The M1 and M3 are two similar series of electric multiple unit rail cars made by the Budd Company for the Long Island Rail Road, the Metro North Railroad and Metro North's predecessors, Penn Central (Whose predecessor, the Pennsylvania Railroad, operated the LIRR) and Conrail. Originally branded by Budd as The Metropolitans, the cars are more popularly known under their model names, M1 (late 1960s/1970s cars) and M3 (1980s cars). The proper name for the Metro North series are the M1A and M3A respectively though they are colloquially called by the main LIRR designations for the sake of simplicity.

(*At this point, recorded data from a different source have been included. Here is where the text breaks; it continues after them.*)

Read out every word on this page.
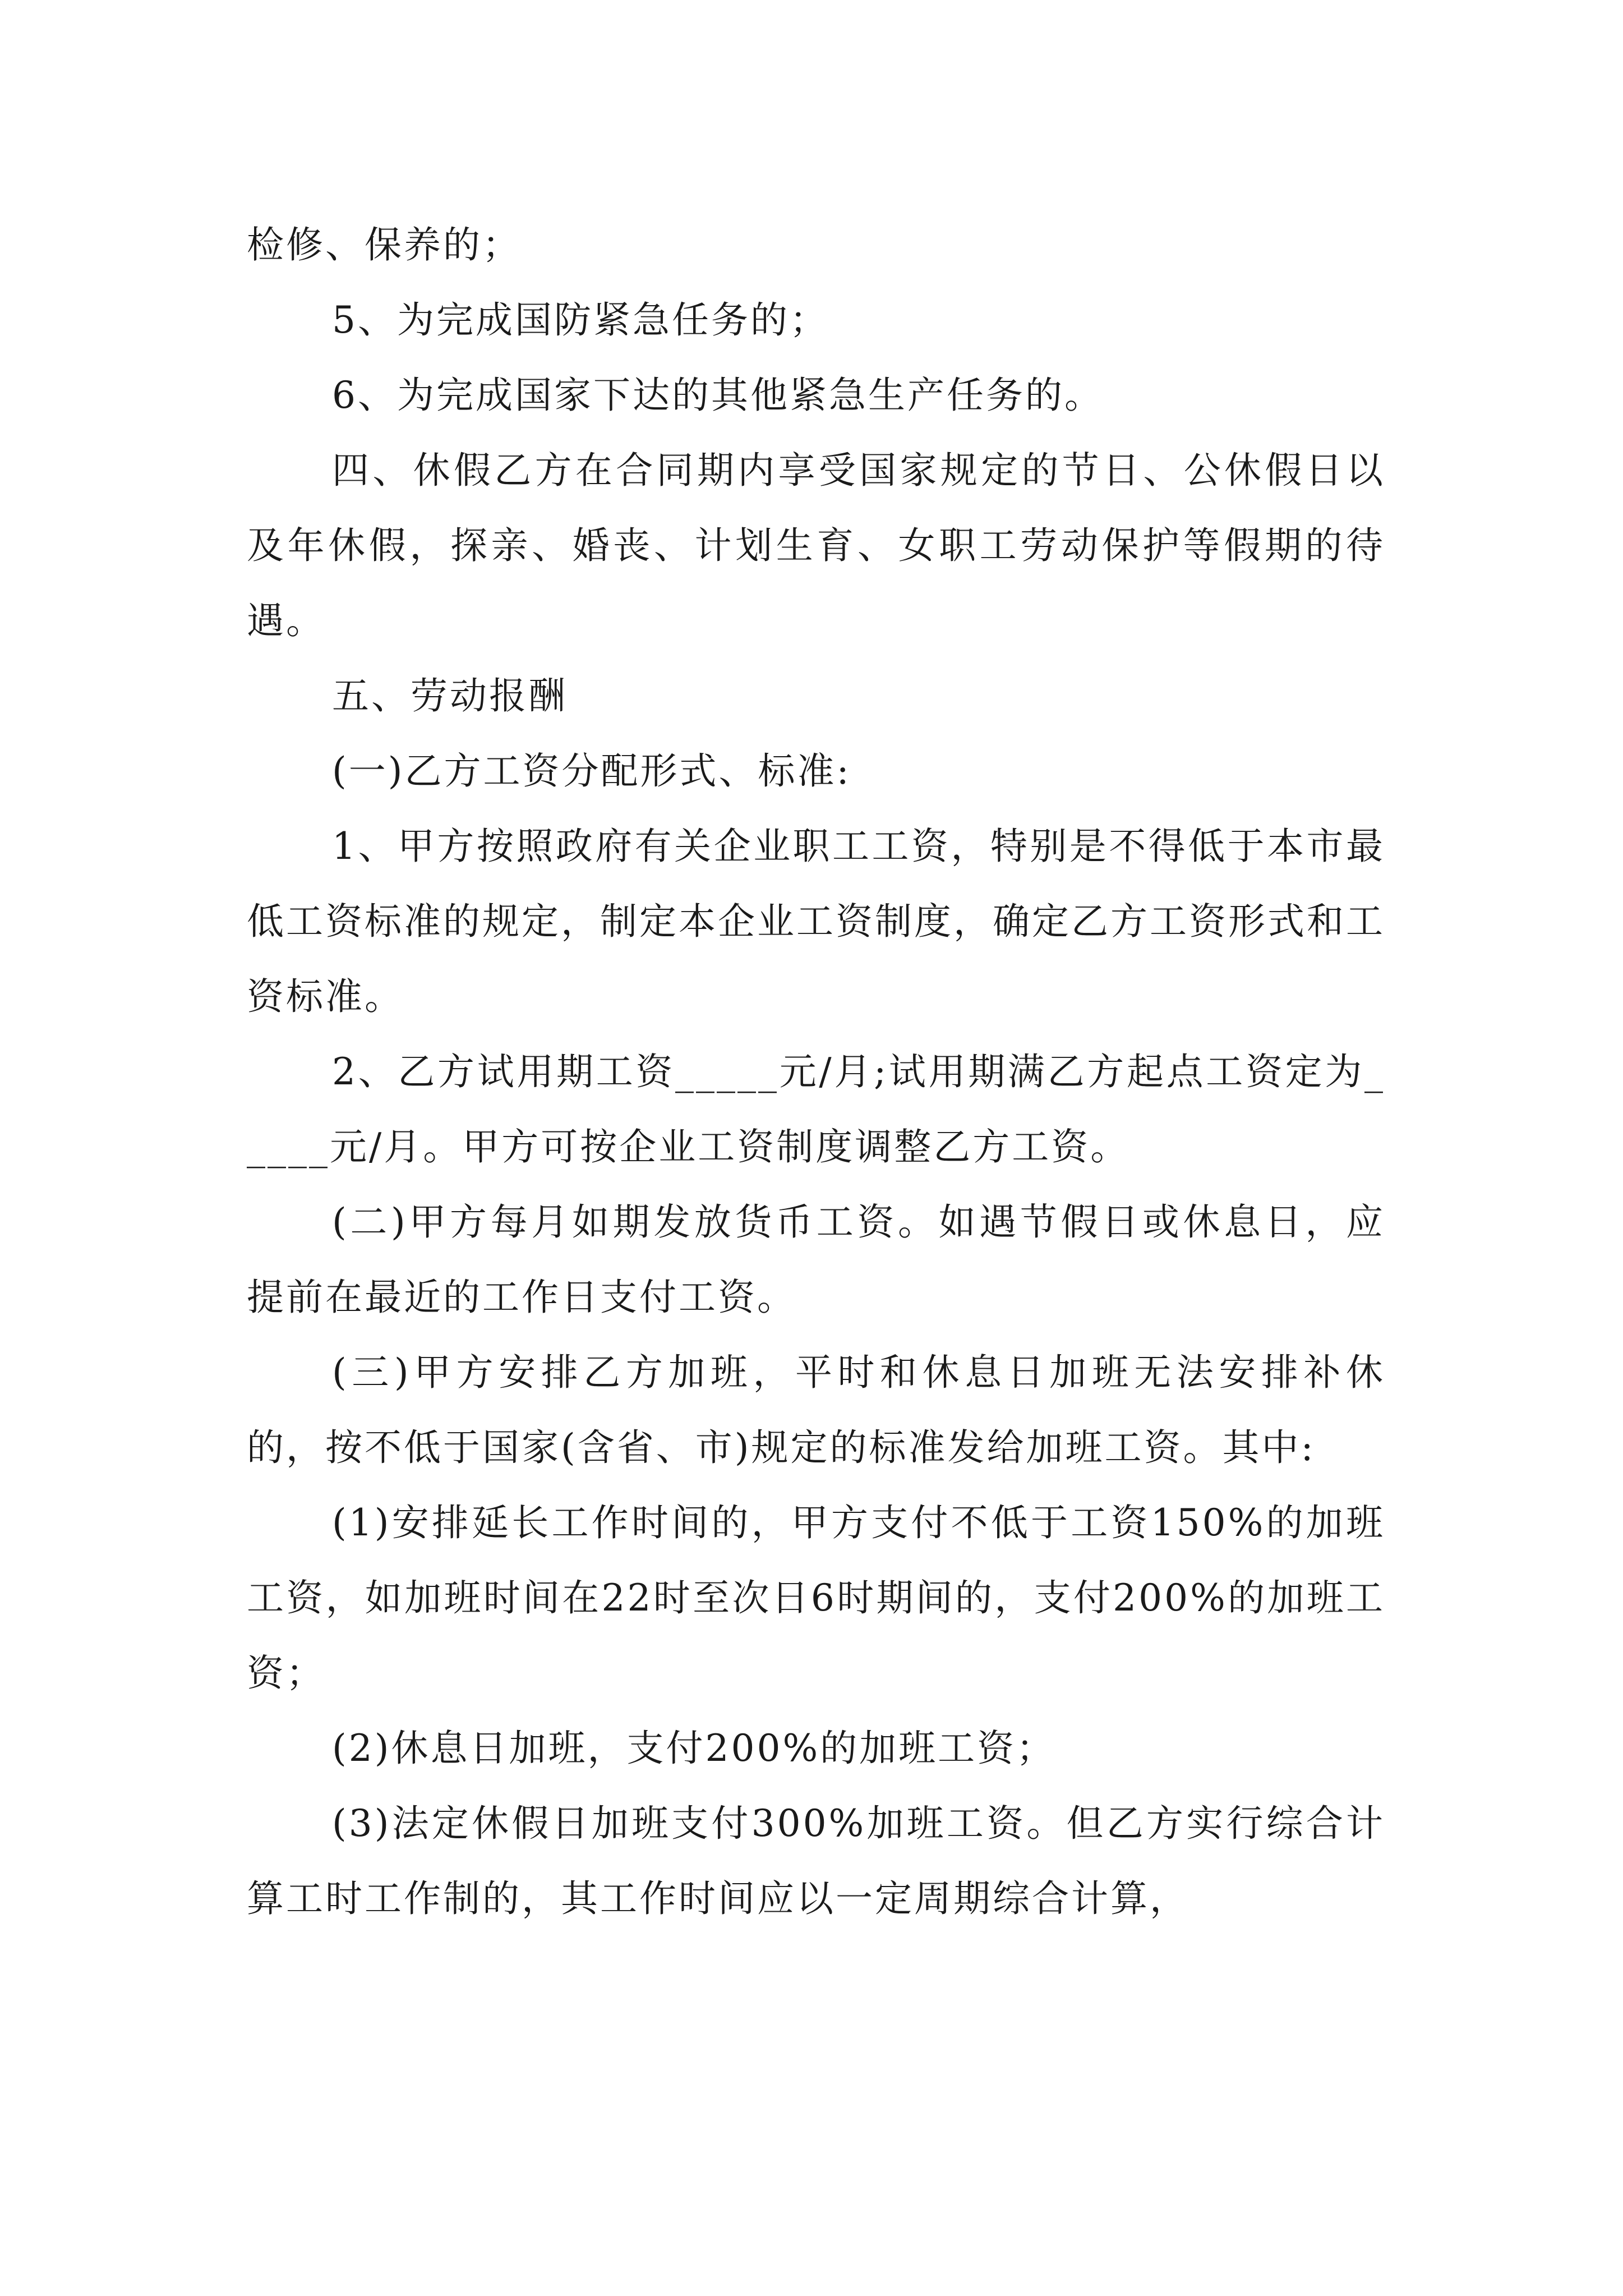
检修、保养的；

5、为完成国防紧急任务的；

6、为完成国家下达的其他紧急生产任务的。

四、休假乙方在合同期内享受国家规定的节日、公休假日以及年休假，探亲、婚丧、计划生育、女职工劳动保护等假期的待遇。

五、劳动报酬

(一)乙方工资分配形式、标准:

1、甲方按照政府有关企业职工工资，特别是不得低于本市最低工资标准的规定，制定本企业工资制度，确定乙方工资形式和工资标准。

2、乙方试用期工资_____元/月;试用期满乙方起点工资定为_____元/月。甲方可按企业工资制度调整乙方工资。

(二)甲方每月如期发放货币工资。如遇节假日或休息日，应提前在最近的工作日支付工资。

(三)甲方安排乙方加班，平时和休息日加班无法安排补休的，按不低于国家(含省、市)规定的标准发给加班工资。其中:

(1)安排延长工作时间的，甲方支付不低于工资150%的加班工资，如加班时间在22时至次日6时期间的，支付200%的加班工资；

(2)休息日加班，支付200%的加班工资；

(3)法定休假日加班支付300%加班工资。但乙方实行综合计算工时工作制的，其工作时间应以一定周期综合计算，
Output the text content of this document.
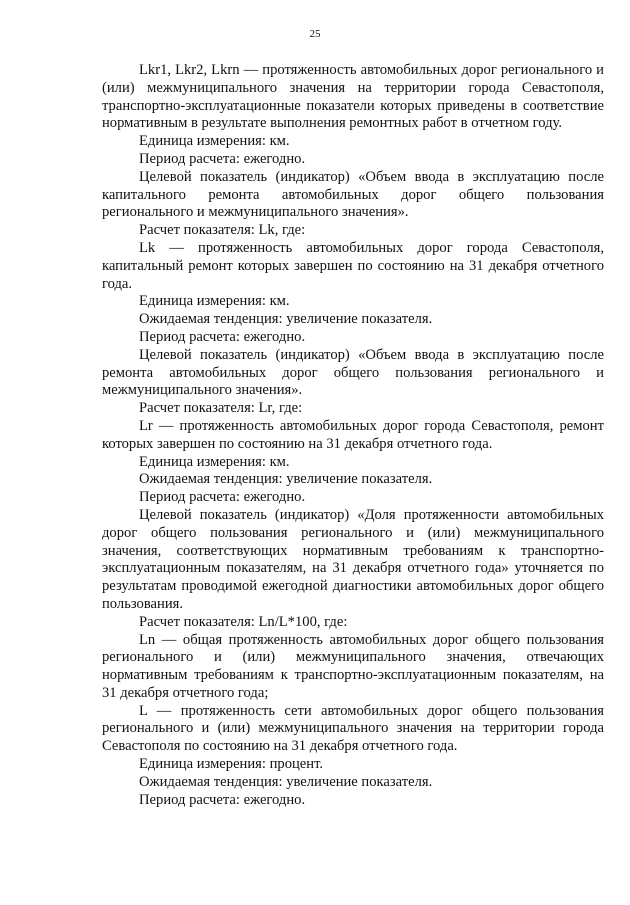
25

Lkr1, Lkr2, Lkrn — протяженность автомобильных дорог регионального и (или) межмуниципального значения на территории города Севастополя, транспортно-эксплуатационные показатели которых приведены в соответствие нормативным в результате выполнения ремонтных работ в отчетном году.

Единица измерения: км.

Период расчета: ежегодно.

Целевой показатель (индикатор) «Объем ввода в эксплуатацию после капитального ремонта автомобильных дорог общего пользования регионального и межмуниципального значения».

Расчет показателя: Lk, где:

Lk — протяженность автомобильных дорог города Севастополя, капитальный ремонт которых завершен по состоянию на 31 декабря отчетного года.

Единица измерения: км.

Ожидаемая тенденция: увеличение показателя.

Период расчета: ежегодно.

Целевой показатель (индикатор) «Объем ввода в эксплуатацию после ремонта автомобильных дорог общего пользования регионального и межмуниципального значения».

Расчет показателя: Lr, где:

Lr — протяженность автомобильных дорог города Севастополя, ремонт которых завершен по состоянию на 31 декабря отчетного года.

Единица измерения: км.

Ожидаемая тенденция: увеличение показателя.

Период расчета: ежегодно.

Целевой показатель (индикатор) «Доля протяженности автомобильных дорог общего пользования регионального и (или) межмуниципального значения, соответствующих нормативным требованиям к транспортно-эксплуатационным показателям, на 31 декабря отчетного года» уточняется по результатам проводимой ежегодной диагностики автомобильных дорог общего пользования.

Расчет показателя: Ln/L*100, где:

Ln — общая протяженность автомобильных дорог общего пользования регионального и (или) межмуниципального значения, отвечающих нормативным требованиям к транспортно-эксплуатационным показателям, на 31 декабря отчетного года;

L — протяженность сети автомобильных дорог общего пользования регионального и (или) межмуниципального значения на территории города Севастополя по состоянию на 31 декабря отчетного года.

Единица измерения: процент.

Ожидаемая тенденция: увеличение показателя.

Период расчета: ежегодно.
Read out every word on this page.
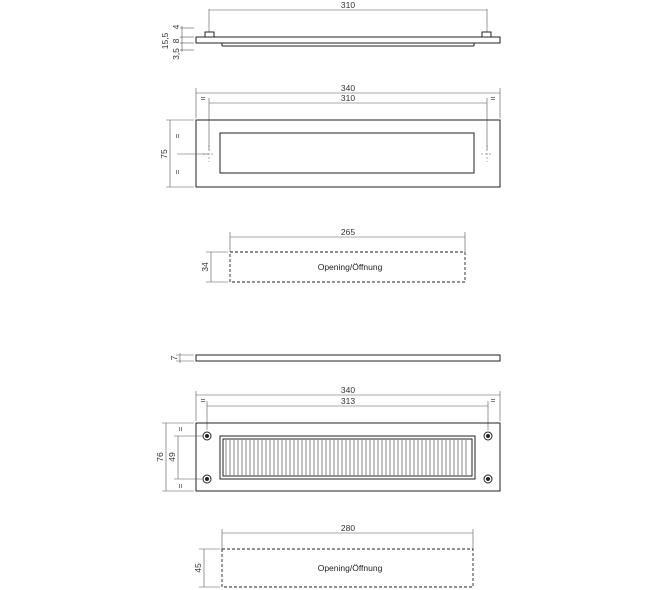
310
4
15,5 8
3,5
340
=	=
310
75
=
=
265
Opening/Öffnung
34
7
340
=	=
313
76 49
=
=
280
Opening/Öffnung
45
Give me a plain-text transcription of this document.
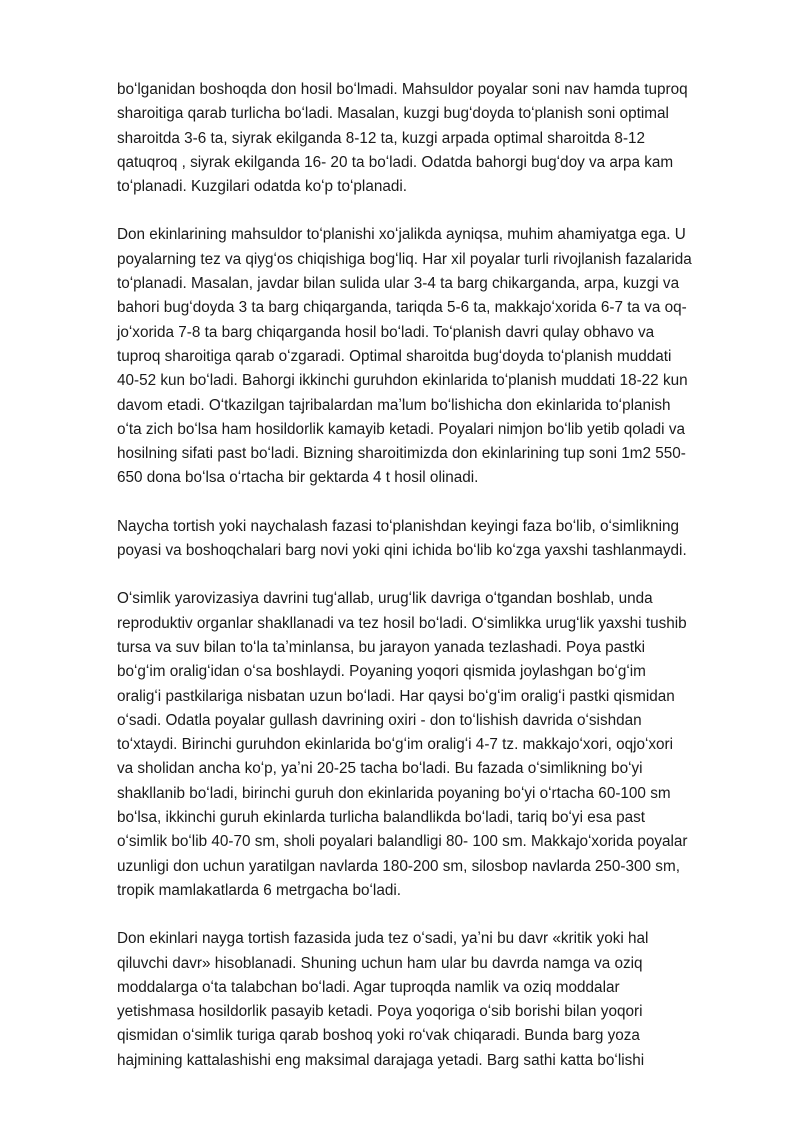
boʻlganidan boshoqda don hosil boʻlmadi. Mahsuldor poyalar soni nav hamda tuproq
sharoitiga qarab turlicha boʻladi. Masalan, kuzgi bugʻdoyda toʻplanish soni optimal
sharoitda 3-6 ta, siyrak ekilganda 8-12 ta, kuzgi arpada optimal sharoitda 8-12
qatuqroq , siyrak ekilganda 16- 20 ta boʻladi. Odatda bahorgi bugʻdoy va arpa kam
toʻplanadi. Kuzgilari odatda koʻp toʻplanadi.

Don ekinlarining mahsuldor toʻplanishi xoʻjalikda ayniqsa, muhim ahamiyatga ega. U
poyalarning tez va qiygʻos chiqishiga bogʻliq. Har xil poyalar turli rivojlanish fazalarida
toʻplanadi. Masalan, javdar bilan sulida ular 3-4 ta barg chikarganda, arpa, kuzgi va
bahori bugʻdoyda 3 ta barg chiqarganda, tariqda 5-6 ta, makkajoʻxorida 6-7 ta va oq-
joʻxorida 7-8 ta barg chiqarganda hosil boʻladi. Toʻplanish davri qulay obhavo va
tuproq sharoitiga qarab oʻzgaradi. Optimal sharoitda bugʻdoyda toʻplanish muddati
40-52 kun boʻladi. Bahorgi ikkinchi guruhdon ekinlarida toʻplanish muddati 18-22 kun
davom etadi. Oʻtkazilgan tajribalardan maʼlum boʻlishicha don ekinlarida toʻplanish
oʻta zich boʻlsa ham hosildorlik kamayib ketadi. Poyalari nimjon boʻlib yetib qoladi va
hosilning sifati past boʻladi. Bizning sharoitimizda don ekinlarining tup soni 1m2 550-
650 dona boʻlsa oʻrtacha bir gektarda 4 t hosil olinadi.

Naycha tortish yoki naychalash fazasi toʻplanishdan keyingi faza boʻlib, oʻsimlikning
poyasi va boshoqchalari barg novi yoki qini ichida boʻlib koʻzga yaxshi tashlanmaydi.

Oʻsimlik yarovizasiya davrini tugʻallab, urugʻlik davriga oʻtgandan boshlab, unda
reproduktiv organlar shakllanadi va tez hosil boʻladi. Oʻsimlikka urugʻlik yaxshi tushib
tursa va suv bilan toʻla taʼminlansa, bu jarayon yanada tezlashadi. Poya pastki
boʻgʻim oraligʻidan oʻsa boshlaydi. Poyaning yoqori qismida joylashgan boʻgʻim
oraligʻi pastkilariga nisbatan uzun boʻladi. Har qaysi boʻgʻim oraligʻi pastki qismidan
oʻsadi. Odatla poyalar gullash davrining oxiri - don toʻlishish davrida oʻsishdan
toʻxtaydi. Birinchi guruhdon ekinlarida boʻgʻim oraligʻi 4-7 tz. makkajoʻxori, oqjoʻxori
va sholidan ancha koʻp, yaʼni 20-25 tacha boʻladi. Bu fazada oʻsimlikning boʻyi
shakllanib boʻladi, birinchi guruh don ekinlarida poyaning boʻyi oʻrtacha 60-100 sm
boʻlsa, ikkinchi guruh ekinlarda turlicha balandlikda boʻladi, tariq boʻyi esa past
oʻsimlik boʻlib 40-70 sm, sholi poyalari balandligi 80- 100 sm. Makkajoʻxorida poyalar
uzunligi don uchun yaratilgan navlarda 180-200 sm, silosbop navlarda 250-300 sm,
tropik mamlakatlarda 6 metrgacha boʻladi.

Don ekinlari nayga tortish fazasida juda tez oʻsadi, yaʼni bu davr «kritik yoki hal
qiluvchi davr» hisoblanadi. Shuning uchun ham ular bu davrda namga va oziq
moddalarga oʻta talabchan boʻladi. Agar tuproqda namlik va oziq moddalar
yetishmasa hosildorlik pasayib ketadi. Poya yoqoriga oʻsib borishi bilan yoqori
qismidan oʻsimlik turiga qarab boshoq yoki roʻvak chiqaradi. Bunda barg yoza
hajmining kattalashishi eng maksimal darajaga yetadi. Barg sathi katta boʻlishi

The Metropolitans, at the time of their introduction, were notable for their rounded ends and quarter-point sliding doors. The cars resembled long rapid transit cars more than commuter rail equipment and provided inspirations to the R44 and R46 series of cars for the sister New York City Subway. Both series were also the catalyst of change for their respective systems. The Metropolitans were high-performance cars capable of sustaining 100 mph (160 km/h) in service, though they would never run that fast. The LIRR upgraded its third rail from 650 vdc to 750 vdc to take advantage of the cars' performance. Both the LIRR and then-Central division introduced high-level platforms for all stations in electric territory and the LIRR.
The M1 cars are powered by a 148 horsepower (110 kW) GE 1255 A2 traction motor on every axle, while the M3 cars use GE 1251 motors with an output of 140 horsepower (100 kW).
A recently retired Metro-North M1A on the dead line at Harmon Shops, April 2006An M1 on the Long Island Rail Road at Jamaica.The M1 series were funded by both New York State and the then-fledgling Metropolitan Transportation Authority which gained operation of the lines partway though the order. Seven hundred and seventy M1s (9001-9770) were built for the LIRR between 1968 and 1973 and 178 M1As (8200-8377) were built for the then-Central division from 1971 and 1973.
On the heels of the success of the M1/M1As, the MTA and Budd then made a series of structurally similar cars for the New Haven Line. Built between 1972 and 1977, the M2s (initially branded by Budd as the Cosmopolitans) fully replaced the ex-New Haven EMU cars for use on the New Haven mainline and the New Canaan Branch. Budd and MTA would later licence the design to other manufacturers for updated versions.
In the early 1980s, the MTA began to expand electrification areas of both the LIRR and the then-newly rechristened Metro-North. With the M1 series design proven, the MTA put in an order for similar cars in 1982 with the first trains entering service in spring of 1984. Essentially compatible with the M1 series, the M3s had updated elements (largely mechanical, some cosmetic) and a far more subdued interior scheme. Traction motor cooling was added to the M3 at the cost of considerable weight. This created different acceleration and braking rates from the M1. While LIRR mixed M1s and M3s in the same consist, Metro-North chose not to. 174 M3s (9771-9944, with 9891 and 9892 renumbered to 9945 and 9946 after the Long Island Rail Road massacre) were produced for the LIRR between 1984 and 1986 with 142 M3As (8000-8141) produced for Metro North, arriving between 1984 and early 1985.
This order would be the second-to-last handled by Budd, which in April 1987 left the railroad business after taking the name "TransitAmerica" under which the last M3s were produced though their builders plates kept the Budd name. The M3's also have the distinction of being one of the last, if not the last, third rail-powered cars to have the "blinking lights" effect at third rail gaps.
With the arrival of the M3 series, the M1 and M1A cars each saw mid-life rebuilds in the late-1980s in order to prolong their useful life. In the mid-late 1990s, smaller overhauls also took place. Still, time began to take its toll on the original M1 cars and by the end of the 20th century the time for the cars was running short.
In 2000, the MTA awarded Bombardier Transportation the contract to build the replacement for the M1 series, the M7 series. With the arrival of the first M7s to the LIRR in 2002 and the first M7As to Metro North in 2004, the M1 series began to be slowly retired. The last LIRR M-1 cars were retired in January 2007 while a small number of M1A's remaining in service on Metro-North. In preparation of the retirement of the M1's, the Sunrise Trail chapter of the National Railway Historical Society hosted a "Farewell to the M1's" fan trip on November 4, 2006.
Metro-North plans to keep approximately 30 M1 cars in sporadic revenue service. This helps keep the cars ready for shuttle service to the new Yankee Stadium station in the Bronx on the Hudson Line. 
The M3 series is currently in the process of being given a midlife overhaul.  LIRR M3s 9893-94 have been given a minor interior makeover somewhat similar to the M7 cars as a test while a set of Metro-North M3A cars is being rehabilitated in a different updated scheme.
As of April 2007, Metro-North is spending $1 million for the development of a specification for an M-3 replacement car, the M-9. However, due to the rising costs of maintaining the M-7 fleet, the M-9 development project has been delayed. The LIRR has already procured funding for an initial 68 cars with more on the way.